Na Itália, sede do Vaticano, e em vários países desenvolvidos, o
aborto é legalizado há muitos anos. A Igreja está na contramão da
saúde pública?

A legalização do aborto não é a promoção da saúde pública, mas a
legalização da morte de seres humanos. Se está na contramão de outras
decisões? É possível, mas a Igreja não pode estar na contramão dos
princípios básicos da dignidade humana, proclamados pelas nações, pela
Constituição brasileira, pela ONU. Nem que todos os países aprovassem
a legalização do aborto, a Igreja não poderia aprová-la.

Como o senhor recebeu a aprovação do aborto de anencéfalos pelo STF?

A aprovação não muda a posição da Igreja em relação à questão, que é
de respeito pleno à vida daquele ser humano - ainda que seja muito
breve. Se isso foi tornado legal, não significa que se tornou moral.
Fique claro que não foi a Igreja que perdeu, nem os cristãos, mas a
sociedade brasileira. A humanidade perdeu em sensibilidade, em
respeito à pessoa e ficou mais endurecida em relação às fragilidades e
aos defeitos humanos.

Se não houvesse celibato, haveria mais padres?

Não sei, talvez. É bastante difícil responder a esta pergunta de forma
hipotética. Porém, há um fato: em outras igrejas que não têm celibato,
também faltam ministros. O problema não é o celibato, mas uma coisa
mais profunda, a experiência da fé e o valor da proposta religiosa.

Quais foram e ainda serão as consequências para a Igreja dos casos de
pedofilia? Como o senhor os enxerga?

Não é só um problema da Igreja. Mais de 90% dos casos ocorrem embaixo
do teto familiar. Lamentavelmente, também ocorreram e ocorrem em
ambientes religiosos. Creio que trouxe um grande dano à credibilidade
da Igreja, mas também está trazendo grande purificação. E uma atenção
também da sociedade para a questão.

Como coibir, de forma prática, a pedofilia na Igreja? Palestra? Terapia?

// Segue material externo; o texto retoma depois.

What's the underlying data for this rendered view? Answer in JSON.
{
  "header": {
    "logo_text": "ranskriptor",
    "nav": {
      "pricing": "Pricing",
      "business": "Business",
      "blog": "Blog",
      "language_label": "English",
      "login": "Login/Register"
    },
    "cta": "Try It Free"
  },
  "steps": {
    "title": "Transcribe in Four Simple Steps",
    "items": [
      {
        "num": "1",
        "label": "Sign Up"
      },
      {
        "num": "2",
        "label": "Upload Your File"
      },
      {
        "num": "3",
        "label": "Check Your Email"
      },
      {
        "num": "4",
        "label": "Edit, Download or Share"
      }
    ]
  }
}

Não é só na Igreja, é na sociedade como um todo. Como é possível
tentar combater isso se, nas escolas, coloca-se camisinha ao alcance
de crianças? São um convite a fazer sexo, a promiscuidade, desde cedo.
A preocupação é combater a aids, mas não se percebe que ali está se
promovendo um monte de outras consequências danosas. Dentro da Igreja,
evidentemente estamos muito atentos em fazer uma nova retomada da
consciência, respeito aos valores morais e da observância dos
mandamentos da Lei de Deus.

A Teologia da Libertação está enfraquecida, mas ainda é lembrada como
uma corrente da Igreja preocupada em abolir as injustiças sociais.

Foi um momento da história da teologia. Ela perdeu suas motivações
próprias, por causa da ideologia marxista de fundo - materialismo
ateu, luta de classes, uso da violência para conquistar objetivos -,
que não casa com a teologia cristã. Isso foi percebido pouco a pouco.
Talvez tenha tido méritos, por ajudar a recobrar a consciência de
questões como justiça social, justiça internacional e a libertação dos
povos oprimidos. Mas estes sempre foram temas constantes do ensino da
Igreja. E vão continuar a ser.

Ainda há muitos padres da Teologia da Libertação?

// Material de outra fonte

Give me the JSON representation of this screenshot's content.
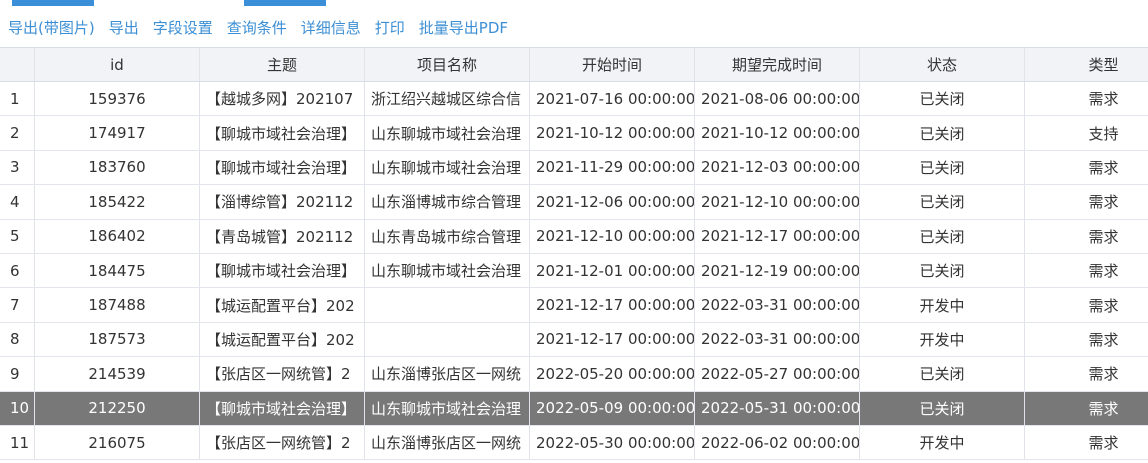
{
  "toolbar": {
    "items": [
      "导出(带图片)",
      "导出",
      "字段设置",
      "查询条件",
      "详细信息",
      "打印",
      "批量导出PDF"
    ]
  },
  "table": {
    "columns": {
      "index": "",
      "id": "id",
      "topic": "主题",
      "project": "项目名称",
      "start": "开始时间",
      "due": "期望完成时间",
      "status": "状态",
      "type": "类型"
    },
    "rows": [
      {
        "index": "1",
        "id": "159376",
        "topic": "【越城多网】202107",
        "project": "浙江绍兴越城区综合信",
        "start": "2021-07-16 00:00:00",
        "due": "2021-08-06 00:00:00",
        "status": "已关闭",
        "type": "需求"
      },
      {
        "index": "2",
        "id": "174917",
        "topic": "【聊城市域社会治理】",
        "project": "山东聊城市域社会治理",
        "start": "2021-10-12 00:00:00",
        "due": "2021-10-12 00:00:00",
        "status": "已关闭",
        "type": "支持"
      },
      {
        "index": "3",
        "id": "183760",
        "topic": "【聊城市域社会治理】",
        "project": "山东聊城市域社会治理",
        "start": "2021-11-29 00:00:00",
        "due": "2021-12-03 00:00:00",
        "status": "已关闭",
        "type": "需求"
      },
      {
        "index": "4",
        "id": "185422",
        "topic": "【淄博综管】202112",
        "project": "山东淄博城市综合管理",
        "start": "2021-12-06 00:00:00",
        "due": "2021-12-10 00:00:00",
        "status": "已关闭",
        "type": "需求"
      },
      {
        "index": "5",
        "id": "186402",
        "topic": "【青岛城管】202112",
        "project": "山东青岛城市综合管理",
        "start": "2021-12-10 00:00:00",
        "due": "2021-12-17 00:00:00",
        "status": "已关闭",
        "type": "需求"
      },
      {
        "index": "6",
        "id": "184475",
        "topic": "【聊城市域社会治理】",
        "project": "山东聊城市域社会治理",
        "start": "2021-12-01 00:00:00",
        "due": "2021-12-19 00:00:00",
        "status": "已关闭",
        "type": "需求"
      },
      {
        "index": "7",
        "id": "187488",
        "topic": "【城运配置平台】202",
        "project": "",
        "start": "2021-12-17 00:00:00",
        "due": "2022-03-31 00:00:00",
        "status": "开发中",
        "type": "需求"
      },
      {
        "index": "8",
        "id": "187573",
        "topic": "【城运配置平台】202",
        "project": "",
        "start": "2021-12-17 00:00:00",
        "due": "2022-03-31 00:00:00",
        "status": "开发中",
        "type": "需求"
      },
      {
        "index": "9",
        "id": "214539",
        "topic": "【张店区一网统管】2",
        "project": "山东淄博张店区一网统",
        "start": "2022-05-20 00:00:00",
        "due": "2022-05-27 00:00:00",
        "status": "已关闭",
        "type": "需求"
      },
      {
        "index": "10",
        "id": "212250",
        "topic": "【聊城市域社会治理】",
        "project": "山东聊城市域社会治理",
        "start": "2022-05-09 00:00:00",
        "due": "2022-05-31 00:00:00",
        "status": "已关闭",
        "type": "需求"
      },
      {
        "index": "11",
        "id": "216075",
        "topic": "【张店区一网统管】2",
        "project": "山东淄博张店区一网统",
        "start": "2022-05-30 00:00:00",
        "due": "2022-06-02 00:00:00",
        "status": "开发中",
        "type": "需求"
      }
    ],
    "selected_index": "10"
  },
  "colors": {
    "link": "#3c8fd4",
    "selected_row": "#787878",
    "header_bg": "#f2f3f7",
    "tab_accent": "#3b8fd9"
  }
}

Não sei se muitos. Ainda existem simpatizantes, mas já não são tantos assim.

Nos seminários brasileiros, ainda há bastantes padres da Teologia da
Libertação lecionando?

Não, não creio.

O senhor poderia ser eleito papa um dia? Pensa nisso?

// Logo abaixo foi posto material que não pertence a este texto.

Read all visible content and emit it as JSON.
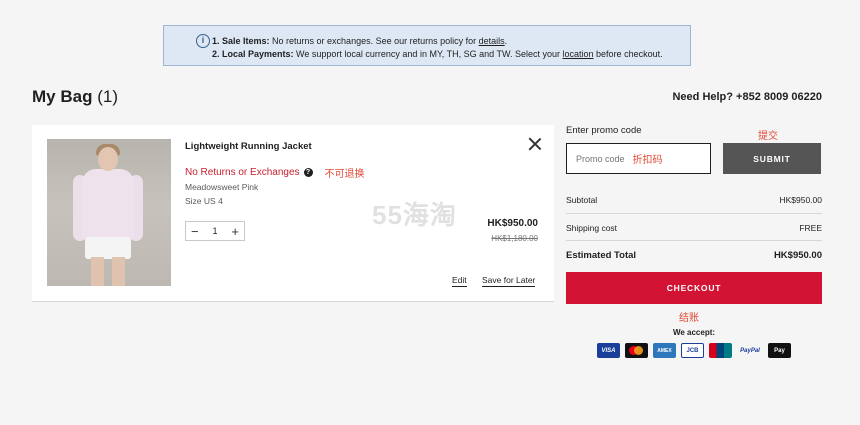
{
  "notice": {
    "line1_bold": "1. Sale Items:",
    "line1_text": " No returns or exchanges. See our returns policy for ",
    "line1_link": "details",
    "line1_end": ".",
    "line2_bold": "2. Local Payments:",
    "line2_text": " We support local currency and in MY, TH, SG and TW. Select your ",
    "line2_link": "location",
    "line2_end": " before checkout."
  },
  "header": {
    "title": "My Bag",
    "count": "(1)",
    "help": "Need Help? +852 8009 06220"
  },
  "item": {
    "name": "Lightweight Running Jacket",
    "no_returns": "No Returns or Exchanges",
    "annotation_no_returns": "不可退换",
    "color": "Meadowsweet Pink",
    "size": "Size US 4",
    "quantity": "1",
    "price": "HK$950.00",
    "original_price": "HK$1,180.00",
    "edit_label": "Edit",
    "save_label": "Save for Later"
  },
  "watermark": "55海淘",
  "promo": {
    "label": "Enter promo code",
    "annotation_submit": "提交",
    "placeholder": "Promo code",
    "annotation_placeholder": "折扣码",
    "submit_label": "SUBMIT"
  },
  "summary": {
    "subtotal_label": "Subtotal",
    "subtotal_value": "HK$950.00",
    "shipping_label": "Shipping cost",
    "shipping_value": "FREE",
    "total_label": "Estimated Total",
    "total_value": "HK$950.00"
  },
  "checkout": {
    "label": "CHECKOUT",
    "annotation": "结账",
    "we_accept": "We accept:"
  },
  "payment_methods": {
    "visa": "VISA",
    "amex": "AMEX",
    "jcb": "JCB",
    "unionpay": "UnionPay",
    "paypal": "PayPal",
    "applepay": "Pay"
  },
  "colors": {
    "accent_red": "#d31334",
    "annotation_red": "#e04a36",
    "notice_bg": "#dde8f4",
    "submit_bg": "#555555"
  }
}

Não estou imaginando isso, não. Só um será eleito papa e existem
tantos que podem ser escolhidos! É o conclave que decide, não alguém
que se propõe ou que diz "quero ser papa" ou "vote em mim, eu vou ser
papa". Isso não existe. Portanto, não passa pela minha cabeça outra
coisa além de ser arcebispo de São Paulo.